Whether one thinks it’s fair to punish a child for a parent’s missteps, there’s no escaping the reality of inherited sins. If our children see us lose our temper with a waiter, aren’t they likely to mistreat people who serve them in the future? If our children watch us texting while we’re talking to them, haven’t they learned that one needn’t give someone full attention? If our children see us choose to go to a yoga class instead of a colleague’s shiva, haven’t we taught them priorities? And on a more indelible scale, if our children see that our most generous acts are done almost entirely for our inner circle of family and friends, rarely for the stranger—the factory worker we don’t know in Bangladesh, the nurse toiling without medical supplies in Tanzania, the child (whose blistered feet could be our child’s feet) walking miles to school in Mexico—then how should they possibly absorb the message that we have a responsibility to alleviate suffering, no matter how distant the pain?

I can’t hold myself up as a role model. For the last three years, every Thursday I’ve helped serve breakfast at dawn to 100 homeless people at our synagogue. But I don’t do anything for them the rest of the week, nor am I involved in efforts to change the system that keeps them homeless.
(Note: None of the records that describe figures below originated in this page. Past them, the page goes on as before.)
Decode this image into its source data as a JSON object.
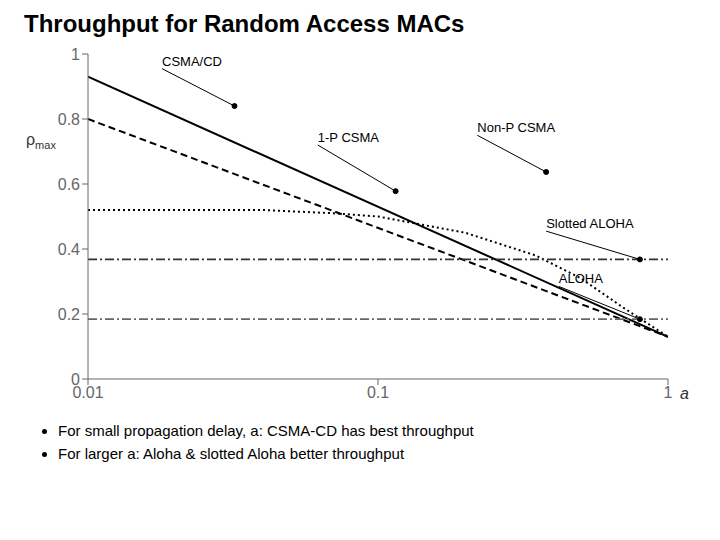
{
  "chart_data": {
    "type": "line",
    "title": "Throughput for Random Access MACs",
    "x_label": "a",
    "y_label": "ρmax",
    "log": "x",
    "xlim": [
      0.01,
      1.0
    ],
    "xticks": [
      0.01,
      0.1,
      1
    ],
    "ylim": [
      0,
      1.0
    ],
    "yticks": [
      0,
      0.2,
      0.4,
      0.6,
      0.8,
      1
    ],
    "series": [
      {
        "name": "CSMA/CD",
        "color": "#000000",
        "line_style": "solid",
        "x": [
          0.01,
          1.0
        ],
        "values": [
          0.93,
          0.13
        ]
      },
      {
        "name": "Non-P CSMA",
        "color": "#000000",
        "line_style": "dashed",
        "x": [
          0.01,
          1.0
        ],
        "values": [
          0.8,
          0.13
        ]
      },
      {
        "name": "1-P CSMA",
        "color": "#000000",
        "line_style": "dotted",
        "x": [
          0.01,
          0.02,
          0.04,
          0.07,
          0.1,
          0.2,
          0.35,
          0.5,
          0.7,
          1.0
        ],
        "values": [
          0.52,
          0.52,
          0.52,
          0.51,
          0.5,
          0.45,
          0.38,
          0.31,
          0.22,
          0.13
        ]
      }
    ],
    "hlines": [
      {
        "name": "Slotted ALOHA",
        "color": "#333333",
        "line_style": "dashdot",
        "value": 0.368
      },
      {
        "name": "ALOHA",
        "color": "#666666",
        "line_style": "dashdot",
        "value": 0.184
      }
    ],
    "annotations": [
      {
        "text": "CSMA/CD",
        "x": 0.032,
        "y": 0.84,
        "text_x": 0.018,
        "text_y": 0.955
      },
      {
        "text": "1-P CSMA",
        "x": 0.115,
        "y": 0.578,
        "text_x": 0.062,
        "text_y": 0.72
      },
      {
        "text": "Non-P CSMA",
        "x": 0.38,
        "y": 0.637,
        "text_x": 0.22,
        "text_y": 0.75
      },
      {
        "text": "Slotted ALOHA",
        "x": 0.8,
        "y": 0.368,
        "text_x": 0.38,
        "text_y": 0.455
      },
      {
        "text": "ALOHA",
        "x": 0.8,
        "y": 0.184,
        "text_x": 0.42,
        "text_y": 0.285
      },
      {
        "text": "For small propagation delay, a: CSMA-CD has best throughput"
      },
      {
        "text": "For larger a: Aloha & slotted Aloha better throughput"
      }
    ]
  }
}
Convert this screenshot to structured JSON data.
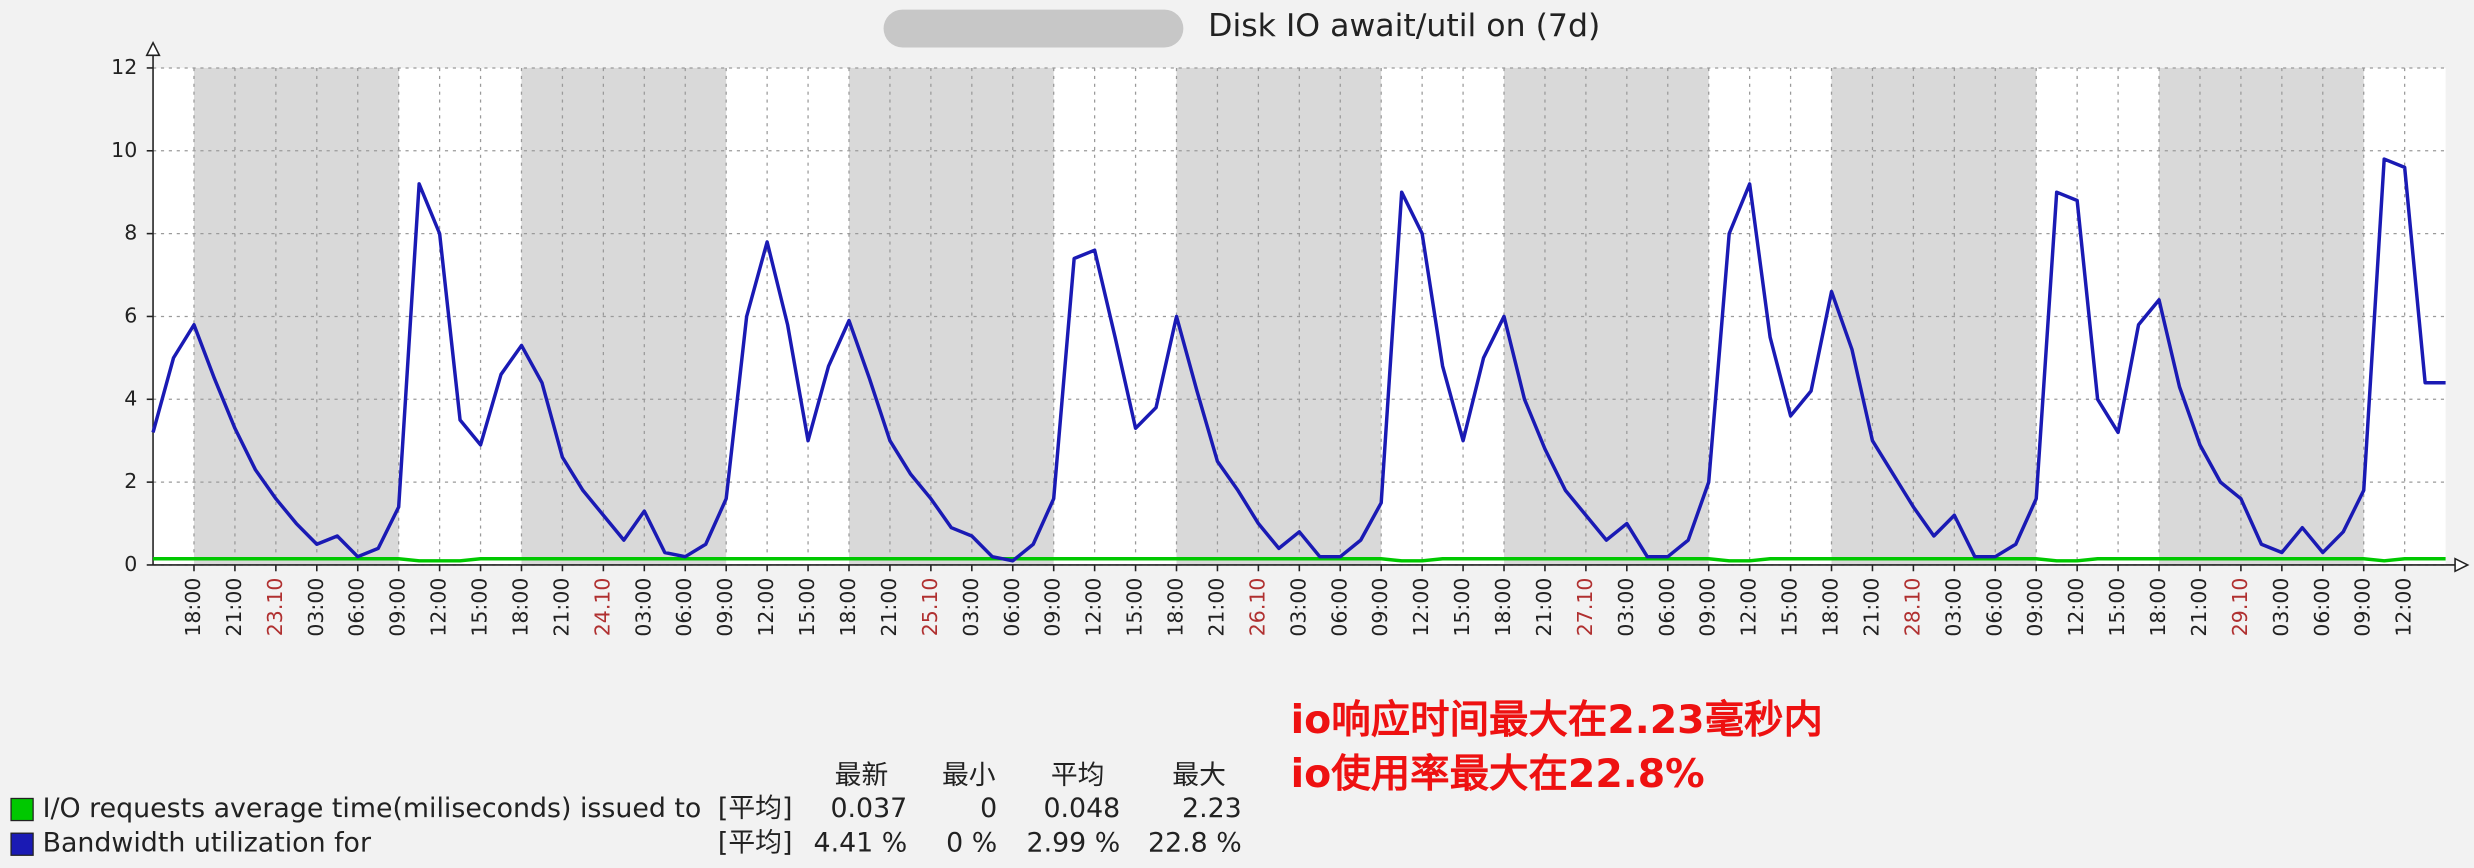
{
  "chart_data": {
    "type": "line",
    "title": "Disk IO await/util on (7d)",
    "ylim": [
      0,
      12
    ],
    "yticks": [
      0,
      2,
      4,
      6,
      8,
      10,
      12
    ],
    "grid": true,
    "categories": [
      null,
      null,
      "18:00",
      null,
      "21:00",
      null,
      "23.10",
      null,
      "03:00",
      null,
      "06:00",
      null,
      "09:00",
      null,
      "12:00",
      null,
      "15:00",
      null,
      "18:00",
      null,
      "21:00",
      null,
      "24.10",
      null,
      "03:00",
      null,
      "06:00",
      null,
      "09:00",
      null,
      "12:00",
      null,
      "15:00",
      null,
      "18:00",
      null,
      "21:00",
      null,
      "25.10",
      null,
      "03:00",
      null,
      "06:00",
      null,
      "09:00",
      null,
      "12:00",
      null,
      "15:00",
      null,
      "18:00",
      null,
      "21:00",
      null,
      "26.10",
      null,
      "03:00",
      null,
      "06:00",
      null,
      "09:00",
      null,
      "12:00",
      null,
      "15:00",
      null,
      "18:00",
      null,
      "21:00",
      null,
      "27.10",
      null,
      "03:00",
      null,
      "06:00",
      null,
      "09:00",
      null,
      "12:00",
      null,
      "15:00",
      null,
      "18:00",
      null,
      "21:00",
      null,
      "28.10",
      null,
      "03:00",
      null,
      "06:00",
      null,
      "09:00",
      null,
      "12:00",
      null,
      "15:00",
      null,
      "18:00",
      null,
      "21:00",
      null,
      "29.10",
      null,
      "03:00",
      null,
      "06:00",
      null,
      "09:00",
      null,
      "12:00",
      null,
      null
    ],
    "date_label_color": "#b03030",
    "series": [
      {
        "name": "I/O requests average time(miliseconds) issued to",
        "color": "#00c800",
        "values": [
          0.15,
          0.15,
          0.15,
          0.15,
          0.15,
          0.15,
          0.15,
          0.15,
          0.15,
          0.15,
          0.15,
          0.15,
          0.15,
          0.1,
          0.1,
          0.1,
          0.15,
          0.15,
          0.15,
          0.15,
          0.15,
          0.15,
          0.15,
          0.15,
          0.15,
          0.15,
          0.15,
          0.15,
          0.15,
          0.15,
          0.15,
          0.15,
          0.15,
          0.15,
          0.15,
          0.15,
          0.15,
          0.15,
          0.15,
          0.15,
          0.15,
          0.15,
          0.15,
          0.15,
          0.15,
          0.15,
          0.15,
          0.15,
          0.15,
          0.15,
          0.15,
          0.15,
          0.15,
          0.15,
          0.15,
          0.15,
          0.15,
          0.15,
          0.15,
          0.15,
          0.15,
          0.1,
          0.1,
          0.15,
          0.15,
          0.15,
          0.15,
          0.15,
          0.15,
          0.15,
          0.15,
          0.15,
          0.15,
          0.15,
          0.15,
          0.15,
          0.15,
          0.1,
          0.1,
          0.15,
          0.15,
          0.15,
          0.15,
          0.15,
          0.15,
          0.15,
          0.15,
          0.15,
          0.15,
          0.15,
          0.15,
          0.15,
          0.15,
          0.1,
          0.1,
          0.15,
          0.15,
          0.15,
          0.15,
          0.15,
          0.15,
          0.15,
          0.15,
          0.15,
          0.15,
          0.15,
          0.15,
          0.15,
          0.15,
          0.1,
          0.15,
          0.15,
          0.15
        ]
      },
      {
        "name": "Bandwidth utilization for",
        "color": "#1a1ab4",
        "values": [
          3.2,
          5.0,
          5.8,
          4.5,
          3.3,
          2.3,
          1.6,
          1.0,
          0.5,
          0.7,
          0.2,
          0.4,
          1.4,
          9.2,
          8.0,
          3.5,
          2.9,
          4.6,
          5.3,
          4.4,
          2.6,
          1.8,
          1.2,
          0.6,
          1.3,
          0.3,
          0.2,
          0.5,
          1.6,
          6.0,
          7.8,
          5.8,
          3.0,
          4.8,
          5.9,
          4.5,
          3.0,
          2.2,
          1.6,
          0.9,
          0.7,
          0.2,
          0.1,
          0.5,
          1.6,
          7.4,
          7.6,
          5.5,
          3.3,
          3.8,
          6.0,
          4.2,
          2.5,
          1.8,
          1.0,
          0.4,
          0.8,
          0.2,
          0.2,
          0.6,
          1.5,
          9.0,
          8.0,
          4.8,
          3.0,
          5.0,
          6.0,
          4.0,
          2.8,
          1.8,
          1.2,
          0.6,
          1.0,
          0.2,
          0.2,
          0.6,
          2.0,
          8.0,
          9.2,
          5.5,
          3.6,
          4.2,
          6.6,
          5.2,
          3.0,
          2.2,
          1.4,
          0.7,
          1.2,
          0.2,
          0.2,
          0.5,
          1.6,
          9.0,
          8.8,
          4.0,
          3.2,
          5.8,
          6.4,
          4.3,
          2.9,
          2.0,
          1.6,
          0.5,
          0.3,
          0.9,
          0.3,
          0.8,
          1.8,
          9.8,
          9.6,
          4.4,
          4.4
        ]
      }
    ],
    "legend_columns": [
      "最新",
      "最小",
      "平均",
      "最大"
    ],
    "legend_rows": [
      {
        "func": "[平均]",
        "stats": [
          "0.037",
          "0",
          "0.048",
          "2.23"
        ]
      },
      {
        "func": "[平均]",
        "stats": [
          "4.41 %",
          "0 %",
          "2.99 %",
          "22.8 %"
        ]
      }
    ],
    "annotations": [
      "io响应时间最大在2.23毫秒内",
      "io使用率最大在22.8%"
    ]
  }
}
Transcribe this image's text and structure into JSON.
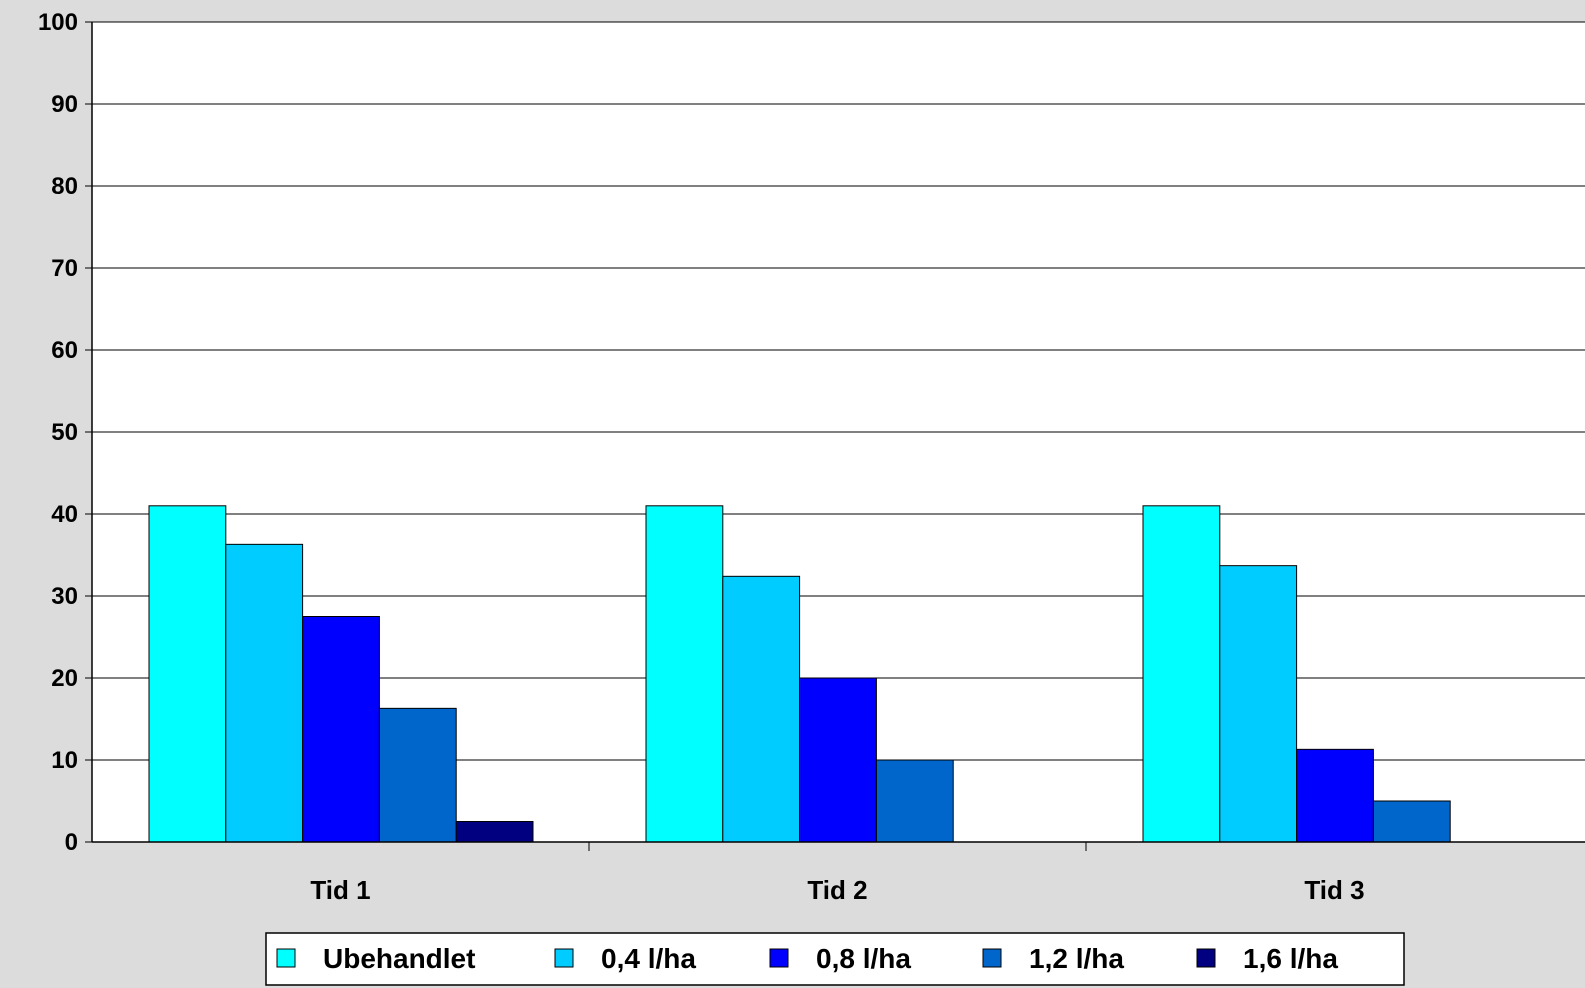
{
  "chart_data": {
    "type": "bar",
    "title": "",
    "xlabel": "",
    "ylabel": "",
    "ylim": [
      0,
      100
    ],
    "yticks": [
      0,
      10,
      20,
      30,
      40,
      50,
      60,
      70,
      80,
      90,
      100
    ],
    "grid": true,
    "legend_position": "bottom",
    "categories": [
      "Tid 1",
      "Tid 2",
      "Tid 3"
    ],
    "series": [
      {
        "name": "Ubehandlet",
        "color": "#00ffff",
        "values": [
          41,
          41,
          41
        ]
      },
      {
        "name": "0,4 l/ha",
        "color": "#00ccff",
        "values": [
          36.3,
          32.4,
          33.7
        ]
      },
      {
        "name": "0,8 l/ha",
        "color": "#0000ff",
        "values": [
          27.5,
          20,
          11.3
        ]
      },
      {
        "name": "1,2 l/ha",
        "color": "#0066cc",
        "values": [
          16.3,
          10,
          5
        ]
      },
      {
        "name": "1,6 l/ha",
        "color": "#000080",
        "values": [
          2.5,
          0,
          0
        ]
      }
    ]
  }
}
I participated in Hurricane Sandy relief, but only while the crisis was acute.

I hosted children from the Fresh Air Fund two summers in a row, but couldn’t figure out how to remain in their lives without feeling intrusive or awkward, so we lost touch.

So what do my children see? That I’m involved, but to a point. That I give of my time and money, but that my most generous moments involve the people closest to me. That I rarely broach the world’s horrors with them because I worry they’ll feel traumatized instead of galvanized. That I don’t enumerate the checks my husband and I write because it feels inappropriate to list donations.

All of us justify our own action or inaction but I think we too readily say, “I’ve done enough.” It’s actually not enough. We all know that the international need is bottomless, and granted, guilt is not a constructive motivator. But when we think about what kind of people we want our children to be, (and I hear so many parents fret about how to make their kids aware of privilege), perhaps we should look at whether we’re laying the groundwork for future benevolence or careerism? Do we send the message that we value good work as much as good grades? Are we committing sins of silence that our children are destined to recommit?

God may have been harsh and punitive in promising to “visit the iniquity of parents upon children,” but it’s a warning worth hearing. When we don’t act, our children learn inaction. When we don’t read aloud from the morning’s toughest news stories, our children are untouched by them. When we aren’t willing to upend our comfortable routines to figure out how to help “heal the world,” then all our talk about the importance of tikkun olam is just talk.

I am the first to say that it’s hard to look at global heartbreak without flinching. It’s hard to internalize the world’s brokenness: girls who are robbed of an education; ethnic minorities who are denied jobs and healthcare; LGBT people who face relentless abuse of their basic human rights; garment workers who are not paid a decent wage; and millions of people who experience the chronic reality of hunger and violence. But our failure to look begets our failure to act. Which begets another generation of bystanders. On these days of renewal and repentance, let’s be honest about our sins of inertia and whether, like the ancient crime of the Golden Calf, we’re passing them on.

Abigail Pogrebin is a former producer for 60 Minutes and Charlie Rose, and has written for many publications including The Daily Beast, New York Magazine, and Tablet. She is the author of Stars of Jews: Prominent Jews Talk About Being Jewish (2005), which is being adapted for the stage, and One and the Same: My Life as an Identical Twin and What I’ve Learned About Everyone’s Struggle to Be Singular (2009). She moderates an interview series at the JCC in Manhattan called “What Everyone’s Talking About” and for the last three years has co-authored Newsweek’s list of Most Influential Rabbis.